Bugüne kadar 7 eser çıkartmış olan yayınevi, sosyal bilimlerde ve özel olarak da sosyoloji alanında önemli isimler olan P. Bourdieu, E. Goffman ve H. S. Becker’ın eserlerini Türkçeye kazandırmayı amaçlıyor. Ancak bunu, fikri mümessilliği yeniden üretme bağlamında yapma niyetinde olmadığını da özellikle vurguluyor. Amaç, batıda üretilen kavramları birebir alıp buraya uyarlayarak sözüm ona bilim yapmak değil, o kavramlara nasıl ulaşıldığını göstermek ve bu kavramların sadece bilginin üretimi için nasıl “araç” olarak kullanılabileceğini ya da kullanılamayacağını tartışabilmektir. Dolayısıyla refleksif düşünceyle bakabilmeyi kendine rehber kılıyor yayınevi. Zira önemli olan, Levent Ünsaldı’nın Türkçe söylediği (yayınevi ‘çeviri’ yerine ‘söyleme’yi tercih ediyor) Bourdieu’nün “Seçilmiş Metinler” eserinin takdiminde yine Bourdieu’den alıntılayarak dile getirmiş olduğu gibi, bir düşünürle hem beraber hem de ona karşı düşünülebilmek (Marx ile Marx’a karşı veyahut yeri geldiğinde Bourdieu ile Bourdieu’ye karşı), yani yaratıcı alternatifler inşa etmektir.

Bourdieu’nün bir diğer eseri olan “Bilimin Toplumsal Kullanımları” da bu minvalde bilimsel alanın kendine has özelliklerinden hareket ederek ne tür bilimsel sermayelerin oluştuğuna dikkati çekiyor. Bilimsel alanın morfolojisine soyunan Bourdieu’nün bu çabasının bir benzerini Türkiye’nin bilimsel alanı için yapmaya kalkıştığımızda ise karşımıza bambaşka bir manzara çıkıyor.
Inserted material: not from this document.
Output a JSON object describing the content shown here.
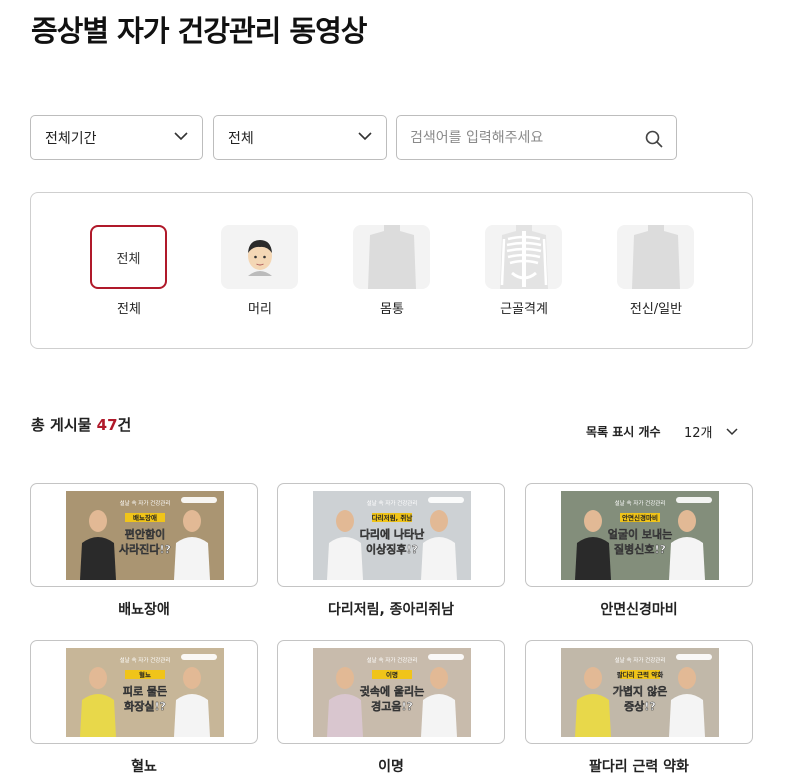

Memleketin bilim pratiğini Bourdieu’nün kavramlarıyla irdelemeye çalıştığımızda bunların bir yere kadar araç işlevini yerine getirdiğini ancak bize özgü önemli noktalarda yetersiz kaldıklarını kitabın takdim kısmında uzun soluklu dile getiren Ünsaldı, bu nevi çabanın davetini de yapıyor. Benim de Türkiye kısmıyla katkıda bulunduğum “Sosyoloji Tarihi kitabı” ise sosyoloji özelinde batı ile bir karşılaştırma imkânı sunuyor.
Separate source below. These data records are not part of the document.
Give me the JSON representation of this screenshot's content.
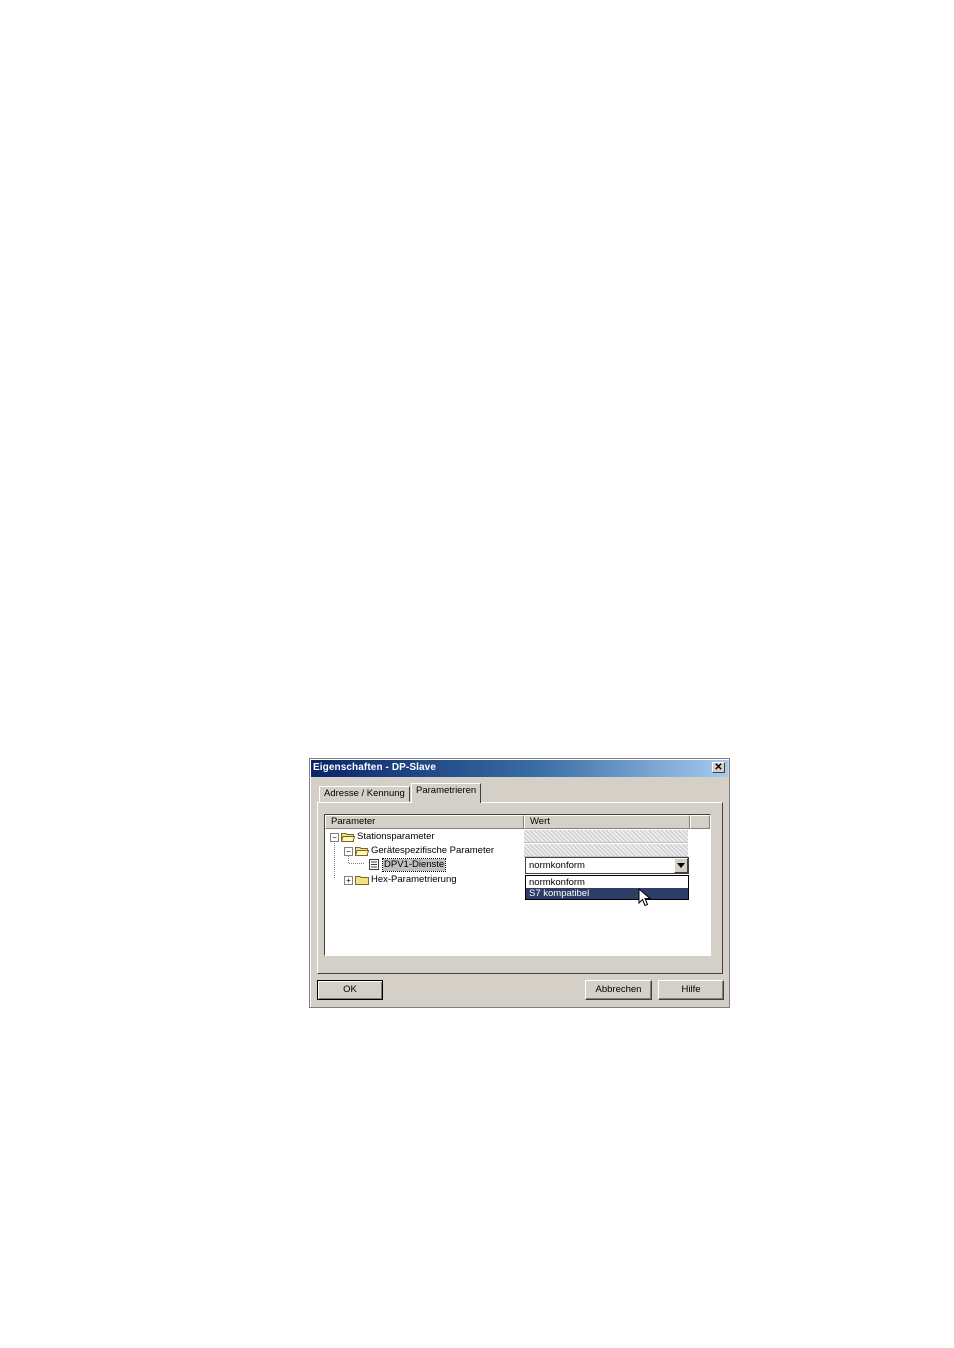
{
  "window": {
    "title": "Eigenschaften - DP-Slave",
    "close_glyph": "✕"
  },
  "tabs": [
    {
      "label": "Adresse / Kennung",
      "active": false
    },
    {
      "label": "Parametrieren",
      "active": true
    }
  ],
  "table": {
    "columns": [
      "Parameter",
      "Wert"
    ],
    "rows": [
      {
        "label": "Stationsparameter",
        "expander": "−",
        "icon": "folder-icon"
      },
      {
        "label": "Gerätespezifische Parameter",
        "expander": "−",
        "icon": "folder-icon"
      },
      {
        "label": "DPV1-Dienste",
        "icon": "document-icon",
        "selected": true
      },
      {
        "label": "Hex-Parametrierung",
        "expander": "+",
        "icon": "folder-icon"
      }
    ]
  },
  "combo": {
    "value": "normkonform",
    "options": [
      "normkonform",
      "S7 kompatibel"
    ],
    "highlighted": "S7 kompatibel",
    "highlight_color": "#2c3e66"
  },
  "buttons": {
    "ok": "OK",
    "cancel": "Abbrechen",
    "help": "Hilfe"
  }
}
Eleştirinin, sıra dışı bakışın, sistemleştirilmiş ilişkilerin veya dinselleştirilmiş düşünce şekillerinin “çatlaklarından” soluk alarak ve bu çatlaklara nüfuz ederek gelişebilecektir. Bu, bir anlamda görünmeyenin veya aşina olunanın da tüm mantığıyla ifşa edilmesidir. Sözgelimi Becker’ın “Sosyal Bilimlerde Yazma Çilesi”, sosyal bilimcilerin sıklıkla karşılaştıkları zorluklardan olan tez veya makale yazım sıkıntısından hareketle yazın hayatının mutfağına giriyor ve yazım alanının sosyolojisini tekil örneklerle sergilemeye çalışıyor. Yazmanın bir soysal organizasyon ilişkisi olduğunu örneklerle ve uygulamalı şekilde vermeye çalışan Becker, Türkiye’de bu güçlüğü yaşayan genç bilim insanlarına ufuk açıcı ve kolaylaştırıcı fikirler veriyor. Keza Becker’ın klasikleşmiş eseri “Hariciler (Outsider)” de “sapkınlığın” iktidar ilişkilerinde nasıl anlam kazandığını sosyal alanın yeraltı dünyasına, çatlaklarına inerek ortaya koymaya çalışıyor.

SEÇİLMİŞ METİNLER, Pierre Bourdieu, Türkçe Söyleyen: Levent Ünsaldı, Heretik Yayınları, 2013.

HARİCİLER, Howard S. Becker, Türkçe Söyleyen: Şerife Geniş-Levent Ünsaldı, Heretik Yayınları, 2013.

EĞLENDİREREK HÜKMETMEK, Taarruz, Türkçe Söyleyen: Yavuz Polat, Heretik Yayınları, 2013.